[m-users.] A naming and access problem

Sean Charles (emacstheviking) objitsu at gmail.com
Tue May 18 22:13:19 AEST 2021


Yes that was line 199 and arg/4 is

    % arg(Data, NonCanon, Index, Argument)
    %
    % Given a data item (Data) and an argument index (Index), starting
    % at 0 for the first argument, binds Argument to that argument of
    % the functor of the data item. If the argument index is out of range
    % -- that is, greater than or equal to the arity of the functor or
    % lower than 0 -- then the call fails.
    %
    % Note that this predicate only returns an answer when NonCanon is
    % do_not_allow or canonicalize.  If you need the include_details_cc
    % behaviour use deconstruct.arg_cc/3.
    %
:- some [ArgT] pred arg(T, noncanon_handling, int, ArgT).
:- mode arg(in, in(do_not_allow), in, out) is semidet.
:- mode arg(in, in(canonicalize), in, out) is semidet.
:- mode arg(in, in(canonicalize_or_do_not_allow), in, out) is semidet.

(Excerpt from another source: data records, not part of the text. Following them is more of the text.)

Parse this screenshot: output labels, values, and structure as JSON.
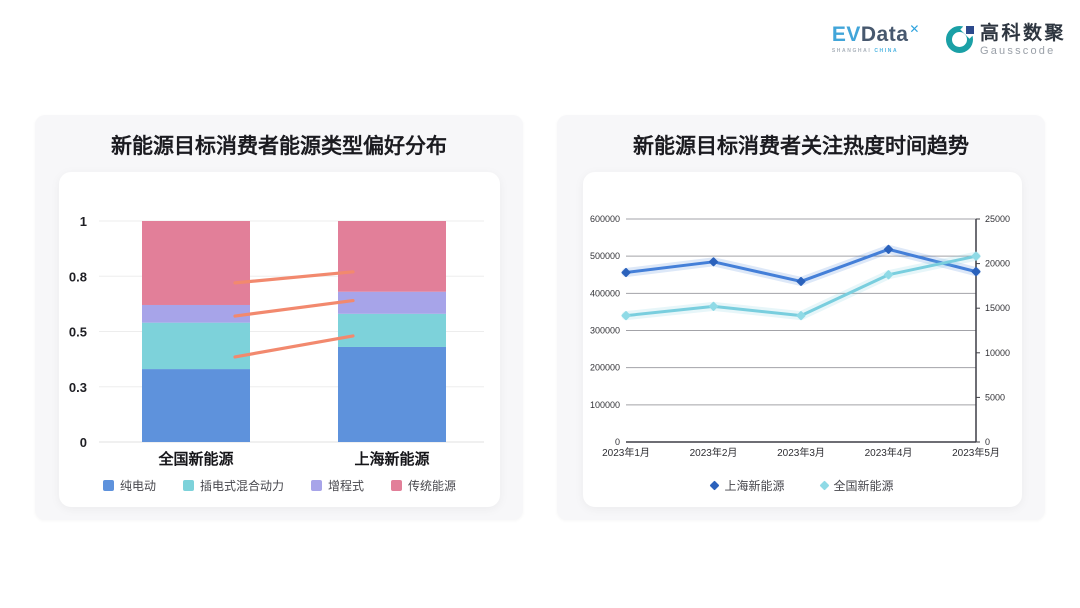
{
  "header": {
    "evdata_logo": {
      "ev": "EV",
      "data": "Data",
      "mark": "✕",
      "subtitle_left": "SHANGHAI",
      "subtitle_right": "CHINA"
    },
    "gausscode_logo": {
      "name_cn": "高科数聚",
      "name_en": "Gausscode"
    }
  },
  "colors": {
    "bar_blue": "#5E92DC",
    "bar_teal": "#7DD2DA",
    "bar_purple": "#A7A4E9",
    "bar_pink": "#E27F99",
    "line_shanghai": "#447FD8",
    "line_national": "#79CEDE",
    "trend_line": "#F2896E"
  },
  "chart_data": [
    {
      "type": "bar",
      "stacked": true,
      "title": "新能源目标消费者能源类型偏好分布",
      "categories": [
        "全国新能源",
        "上海新能源"
      ],
      "series": [
        {
          "name": "纯电动",
          "color": "#5E92DC",
          "values": [
            0.33,
            0.43
          ]
        },
        {
          "name": "插电式混合动力",
          "color": "#7DD2DA",
          "values": [
            0.21,
            0.15
          ]
        },
        {
          "name": "增程式",
          "color": "#A7A4E9",
          "values": [
            0.08,
            0.1
          ]
        },
        {
          "name": "传统能源",
          "color": "#E27F99",
          "values": [
            0.38,
            0.32
          ]
        }
      ],
      "ylim": [
        0,
        1
      ],
      "y_ticks": [
        {
          "label": "0",
          "v": 0
        },
        {
          "label": "0.3",
          "v": 0.25
        },
        {
          "label": "0.5",
          "v": 0.5
        },
        {
          "label": "0.8",
          "v": 0.75
        },
        {
          "label": "1",
          "v": 1
        }
      ],
      "trend_lines": [
        {
          "from": 0.385,
          "to": 0.48
        },
        {
          "from": 0.57,
          "to": 0.64
        },
        {
          "from": 0.72,
          "to": 0.77
        }
      ],
      "trend_color": "#F2896E",
      "legend_position": "bottom",
      "grid": true
    },
    {
      "type": "line",
      "title": "新能源目标消费者关注热度时间趋势",
      "x": [
        "2023年1月",
        "2023年2月",
        "2023年3月",
        "2023年4月",
        "2023年5月"
      ],
      "series": [
        {
          "name": "上海新能源",
          "axis": "right",
          "color": "#447FD8",
          "marker": "#2B62BC",
          "values": [
            19000,
            20200,
            18000,
            21600,
            19100
          ]
        },
        {
          "name": "全国新能源",
          "axis": "left",
          "color": "#79CEDE",
          "marker": "#8FDAE6",
          "values": [
            340000,
            365000,
            340000,
            450000,
            500000
          ]
        }
      ],
      "left_axis": {
        "max": 600000,
        "ticks": [
          0,
          100000,
          200000,
          300000,
          400000,
          500000,
          600000
        ]
      },
      "right_axis": {
        "max": 25000,
        "ticks": [
          0,
          5000,
          10000,
          15000,
          20000,
          25000
        ]
      },
      "grid": true,
      "legend_position": "bottom"
    }
  ]
}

> On 18 May 2021, at 12:36, Volker Wysk <post at volker-wysk.de> wrote:
> 
> Am Dienstag, den 18.05.2021, 09:00 +0100 schrieb Sean Charles
> (emacstheviking):
>> Hi, I have a token definition like this:
>> 
>> :- type location
>>           ---> pos(index::int, line::int, col::int).
>> 
>> % for ast detection later.
>> :- type token
>>           ---> tk(location, string)
>>           ; '('(location) ; ')'(location)
>>           ; '['(location) ; ']'(location)
>>           ; '{'(location) ; '}'(location)
>>           ; c1(location, string) ; cn(location, string)
>>           ; s1(location, string) ; s2(location, string)
>>           .
>> 
>> Given the above, I have now realised that I can’t easily (?) access the location part of any particulr instance of the token type because it doesn’t have a name and thus no field reader will be generated. As I understand it, I would have to give a unique name.
>> 
>> I tried:
>> 
>>    arg(Tok1, canonicalize, 0, Out),
>> 
>> and was rewarded with this message from the compiler,
>> 
>> repl.m:199: In clause for predicate `run_lex'/3:
>> repl.m:199: in argument 1 of call to predicate `lexer.on_string'/4:
>> repl.m:199: in argument 2 of functor `string.between/3’:
>> repl.m:199: in unification of argument
>> repl.m:199: and term `index(Out)’:
>> repl.m:199: type error in argument of functor `index'/1.
>> repl.m:199: Argument 1 (Out) has type `(some [ArgT] ArgT)’,
>> repl.m:199: expected type was `lexer.location’.
>> 
>> Which is fair enough but how do I do it? That message is currently above my pay grade.
>> Have I overlooked something blindingly obvious?
> 
> Is that "arg(Tok1, canonicalize, 0, Out)" the line 199? There isn't any term
> "index(Out)". What's the declaration of arg/4?